A Theory of Anisotropic Magnetoresistance in Altermagnets and Its Applications

Abstract

Altermagnets, a newly discovered class of magnets, integrate the advantages of both ferromagnets and antiferromagnets, such as enabling anomalous transport without stray fields and supporting ultrafast spin dynamics, offering exciting opportunities for spintronics. A key challenge in altermagnetic spintronics is the efficient reading and writing of information by switching the Neel vector orientations to represent binary 0 and 1. Here, we develop a microscopic theory of the magnetoresistance effect in altermagnets and propose that magnetoresistance anisotropy can serve as an effective mechanism for the electrical readout of the Neel vector. Our theory describes a two-step charge-spin-charge conversion process governed by the interplay between spin splitting and spin Hall effects: a longitudinal electric field induces transverse drift spin currents, which induce significant spin accumulation at the boundaries, generating a diffusive spin current that is converted back into a longitudinal charge current. By switching the Neel vector, a substantial change in magnetoresistance, akin to giant magnetoresistance in ferromagnets, is realized, enabling an electrically readable altermagnetic memory. Our microscopic theory provides deeper insights into the fundamental physics of the magnetoresistance effect in altermagnets and offers valuable guidance for designing next-generation ultradense and ultrafast spintronic devices based on altermagnetism.

Figures (3)

• Figure 1: (a,b) Schematics of transverse spin currents arising from the SHE and SSE, which originate from isotropic and anisotropic spin-splitting bands, respectively. $\boldsymbol{E}$ denotes the electric field applied along the $x$-axis; $\boldsymbol{J}_c$ is the longitudinal charge current, decomposed into spin-up ($\boldsymbol{J}_\uparrow$) and spin-down ($\boldsymbol{J}_\downarrow$) components. $\boldsymbol{J}_{\text{SH}}$ and $\boldsymbol{J}_{\text{SS}}$ are the transverse spin currents along the $z$-axis, generated by the SHE and SSE, respectively.
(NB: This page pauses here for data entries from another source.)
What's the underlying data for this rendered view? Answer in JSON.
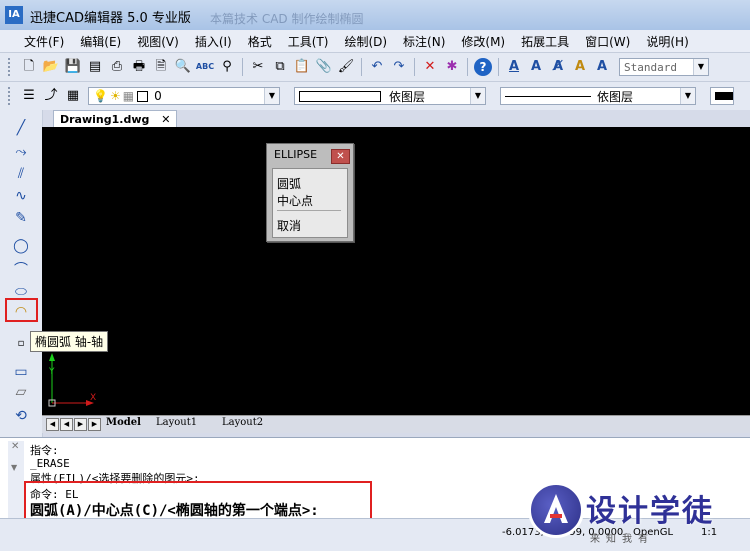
{
  "window": {
    "title": "迅捷CAD编辑器 5.0 专业版",
    "background_title": "本篇技术 CAD 制作绘制椭圆",
    "icon_text": "IA"
  },
  "menu": [
    "文件(F)",
    "编辑(E)",
    "视图(V)",
    "插入(I)",
    "格式",
    "工具(T)",
    "绘制(D)",
    "标注(N)",
    "修改(M)",
    "拓展工具",
    "窗口(W)",
    "说明(H)"
  ],
  "toolbar": {
    "text_style": "Standard",
    "layer_value": "0",
    "color_value": "依图层",
    "linetype_value": "依图层"
  },
  "document_tab": "Drawing1.dwg",
  "ellipse_menu": {
    "title": "ELLIPSE",
    "options": [
      "圆弧",
      "中心点",
      "取消"
    ]
  },
  "tooltip": "椭圆弧 轴-轴",
  "layout_tabs": [
    "Model",
    "Layout1",
    "Layout2"
  ],
  "command_lines": [
    "指令:",
    " _ERASE",
    "属性(FIL)/<选择要删除的图元>:",
    "命令: EL"
  ],
  "command_prompt": "圆弧(A)/中心点(C)/<椭圆轴的第一个端点>:",
  "status": {
    "coords": "-6.0173, 3.0599, 0.0000",
    "render": "OpenGL",
    "scale": "1:1"
  },
  "logo": {
    "main": "设计学徒",
    "sub": "来知我有"
  },
  "colors": {
    "canvas": "#000000",
    "highlight": "#e02020",
    "logo": "#2f3197"
  }
}
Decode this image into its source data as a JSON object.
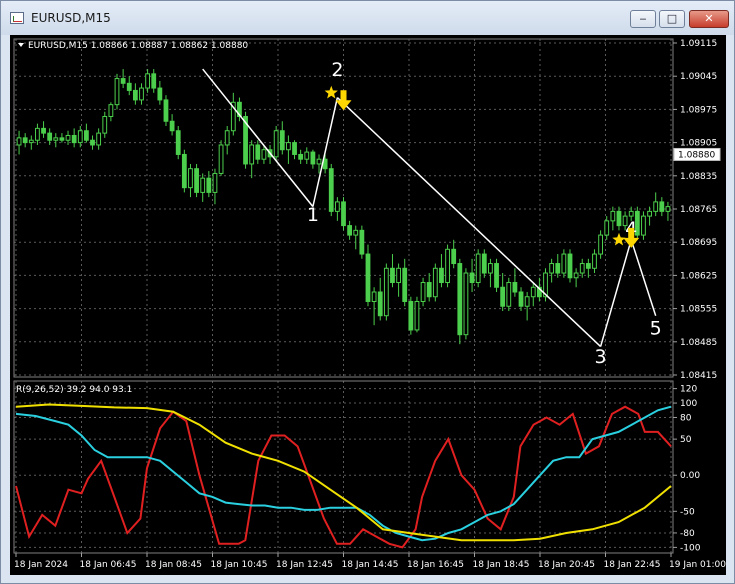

The spin polarization direction of the SSE is pinned to the Néel vector, and is schematically set to be antiparallel to that of the SHE, i.e., along the $y$-axis with $n_y =\sin\alpha =-1$. (c,d) The interplay between SHE and SSE leads to low and high MR states when the Néel vector is parallel ($n_y =\sin\alpha=+1$) or antiparallel ($n_y =\sin\alpha= -1$) to the spin polarization of the SHE-induced spin current, respectively. The MR effect originates from a two-step charge-spin-charge conversion process. In the first step, longitudinal charge currents ($\boldsymbol{J}_c$) are converted into transverse drift spin currents ($\boldsymbol{J}^{\text{dri}}_{\text{S}}$) via the combined action of SHE and SSE, generating significant spin accumulation $\mu^{y}_{s}(z)$ along the $z$-direction. In the second step, the diffusive spin currents ($\boldsymbol{J}^{\text{dif}}_{\text{S}}$) reflected from the sample boundaries are converted back into charge currents ($\delta\boldsymbol{J}_{L}$) through the respective inverse processes. Parallel (antiparallel) alignment yields a larger (smaller) drift spin current, $\boldsymbol{J}^{\text{dri}}_{\text{S}} = \boldsymbol{J}_{\text{SH}} + \boldsymbol{J}_{\text{SS}}$ ($\boldsymbol{J}_{\text{SH}} - \boldsymbol{J}_{\text{SS}}$), resulting in a larger (smaller) reflected spin current that is converted back into charge current with higher (lower) efficiency, $\theta_{\text{SH}} + \theta_{\text{SS}}$ ($\theta_{\text{SH}} - \theta_{\text{SS}}$), thereby leading to low (high) MR.
• Figure 2: (a,b) The temperature ($T$) modulation of $\Delta\rho _{0}$ and $\Delta\rho _{1}$ for several values of $n_s\mathcal{J}$. (c,d) Longitudinal resistivity as a function of the direction of the Néel vector ($n_y=\sin\alpha$) for different values of $\theta^0_{\text{SS}}$ and $T$, with $\Delta\rho_0/\Delta\rho_1\simeq 1.5$. Other parameters: $\theta _{\mathrm{SH}}=0.05$, $\text{S}=3/2$, $\ell _{0}=3.0$ nm, and $d_{N}=5$ nm.
• Figure 3: (a,b) The temperature ($T$) modulation of $\Delta\rho _{0}$ and $\Delta\rho _{1}$ for several values of $n_s\mathcal{J}$. (c,d) Longitudinal resistivity as a function of the direction of the Néel vector ($n_y=\sin\alpha$) for different values of $\theta^0_{\text{SS}}$ and $T$. Here, $\text{S}=5/2$, $T_N=300$ K, and other parameters are same as Fig. \ref{['MMR']}.